Voilà, M.F., en quoi consiste l'humilité extérieure.

Mais en quoi consiste l'intérieure ?

Le voici. Elle consiste,

1° à avoir de bas sentiments de soi-même, ne jamais s'applaudir dans son cœur, quand on a fait quelque chose qui a bien réussi, mais se croire indigne et incapable de faire aucune bonne action, fondé sur les paroles de Jésus-Christ même, qui nous dit que, sans lui, nous ne pouvons rien faire de bon]; nous ne pouvons pas même prononcer une parole, comme dire le saint nom de Jésus, sans le secours du Saint-Esprit ; 2° être bien aise que les autres connaissent, nos défauts, afin d'avoir l'occasion de nous tenir dans notre néant ; 3° être bien content que les autres nous surpassent en biens, en esprit, en vertu, ou en tout autres choses ; se soumettre à la volonté, au jugement d'autrui, toutes les fois que ce n'est pas contre la conscience. Oui, M.F., une personne véritablement humble doit être semblable à un mort qui, ni ne se fâche pour les injures qu'on lui fait, ni ne se réjouit pour les louanges qu'on lui donne.

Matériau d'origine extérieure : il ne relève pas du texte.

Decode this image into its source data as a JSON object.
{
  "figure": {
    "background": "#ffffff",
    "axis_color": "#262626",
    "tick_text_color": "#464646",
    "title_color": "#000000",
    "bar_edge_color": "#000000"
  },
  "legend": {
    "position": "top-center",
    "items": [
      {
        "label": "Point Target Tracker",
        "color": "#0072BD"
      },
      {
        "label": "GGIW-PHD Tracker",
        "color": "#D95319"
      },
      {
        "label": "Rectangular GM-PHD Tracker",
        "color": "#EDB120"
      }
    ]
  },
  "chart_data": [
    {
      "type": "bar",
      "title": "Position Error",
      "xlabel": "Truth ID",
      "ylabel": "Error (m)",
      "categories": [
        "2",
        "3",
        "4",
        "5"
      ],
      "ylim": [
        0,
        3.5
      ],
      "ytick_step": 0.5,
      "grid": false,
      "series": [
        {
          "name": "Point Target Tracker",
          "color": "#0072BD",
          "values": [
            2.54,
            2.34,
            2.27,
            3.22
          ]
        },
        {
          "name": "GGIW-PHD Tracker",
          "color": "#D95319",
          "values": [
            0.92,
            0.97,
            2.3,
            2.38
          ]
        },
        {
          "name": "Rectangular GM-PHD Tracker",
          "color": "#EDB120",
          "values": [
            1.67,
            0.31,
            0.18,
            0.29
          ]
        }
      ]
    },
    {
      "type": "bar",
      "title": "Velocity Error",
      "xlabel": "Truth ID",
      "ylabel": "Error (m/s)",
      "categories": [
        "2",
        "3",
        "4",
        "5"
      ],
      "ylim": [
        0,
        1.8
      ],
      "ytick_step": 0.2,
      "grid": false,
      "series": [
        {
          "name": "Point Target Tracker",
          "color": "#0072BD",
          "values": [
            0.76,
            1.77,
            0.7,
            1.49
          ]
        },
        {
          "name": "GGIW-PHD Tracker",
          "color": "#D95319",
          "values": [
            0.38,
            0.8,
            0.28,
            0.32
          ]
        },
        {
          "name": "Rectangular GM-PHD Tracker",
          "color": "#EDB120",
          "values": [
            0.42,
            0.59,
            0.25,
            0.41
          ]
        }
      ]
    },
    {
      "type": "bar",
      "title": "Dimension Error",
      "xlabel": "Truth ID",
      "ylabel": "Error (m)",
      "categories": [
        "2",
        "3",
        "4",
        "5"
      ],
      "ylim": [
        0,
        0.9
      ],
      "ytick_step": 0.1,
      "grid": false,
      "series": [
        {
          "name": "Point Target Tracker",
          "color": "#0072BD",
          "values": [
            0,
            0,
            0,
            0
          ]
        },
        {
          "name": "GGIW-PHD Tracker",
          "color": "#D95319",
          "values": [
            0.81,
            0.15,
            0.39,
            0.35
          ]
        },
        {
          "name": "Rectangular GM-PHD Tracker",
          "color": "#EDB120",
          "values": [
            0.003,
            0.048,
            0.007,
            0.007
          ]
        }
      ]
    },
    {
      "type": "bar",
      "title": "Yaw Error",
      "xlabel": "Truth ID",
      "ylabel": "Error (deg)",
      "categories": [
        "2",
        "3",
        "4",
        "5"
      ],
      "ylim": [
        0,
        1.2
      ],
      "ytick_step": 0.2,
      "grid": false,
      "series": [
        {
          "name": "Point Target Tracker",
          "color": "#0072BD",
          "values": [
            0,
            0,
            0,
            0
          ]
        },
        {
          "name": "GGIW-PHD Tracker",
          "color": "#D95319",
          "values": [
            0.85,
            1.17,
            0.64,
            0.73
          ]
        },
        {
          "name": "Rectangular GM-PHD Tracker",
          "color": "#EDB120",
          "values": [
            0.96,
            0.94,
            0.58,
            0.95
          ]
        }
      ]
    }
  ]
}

Voilà, M.F., ce que c'est que de posséder l'humilité chrétienne, qui nous rend si agréables à Dieu et si aimables au prochain. Voyez à présent, si vous l'avez ou non. Et, si vous ne l'avez pas, il ne vous reste pour vous sauver qu'à la demander au bon Dieu, jusqu'à ce que vous l'obteniez ; parce que, sans elle, nous n'entrerons pas dans le ciel. Nous lisons dans la vie de saint Elzéar, qu'ayant été en danger de périr sur la mer, avec tous ceux qui étaient dans le vaisseau, le danger étant passé, sainte Delphine, son épouse, lui demanda s'il n'avait pas eu peur ? Il lui répondit : « Quand je suis en pareil danger, je me recommande à Dieu, et tous ceux qui sont avec moi ; et, je lui dis que s'il y en a qui doivent mourir, ce soit moi, comme étant le plus misérable et le plus indigne de vivre[. » Quelle humilité !... Saint Bernard était si pénétré de son néant, que quand il entrait dans une ville, il se mettait à genoux pour prier le bon Dieu de ne pas punir cette ville à cause de ses péchés ; il croyait que partout où il allait, il n'était capable que d'attirer la malédiction dans l'endroit. Quelle humilité, M.F. ! un si grand saint, dont la vie n'était qu'une chaîne de miracles

Au boulot ...Nous avons tous à en prendre acte non?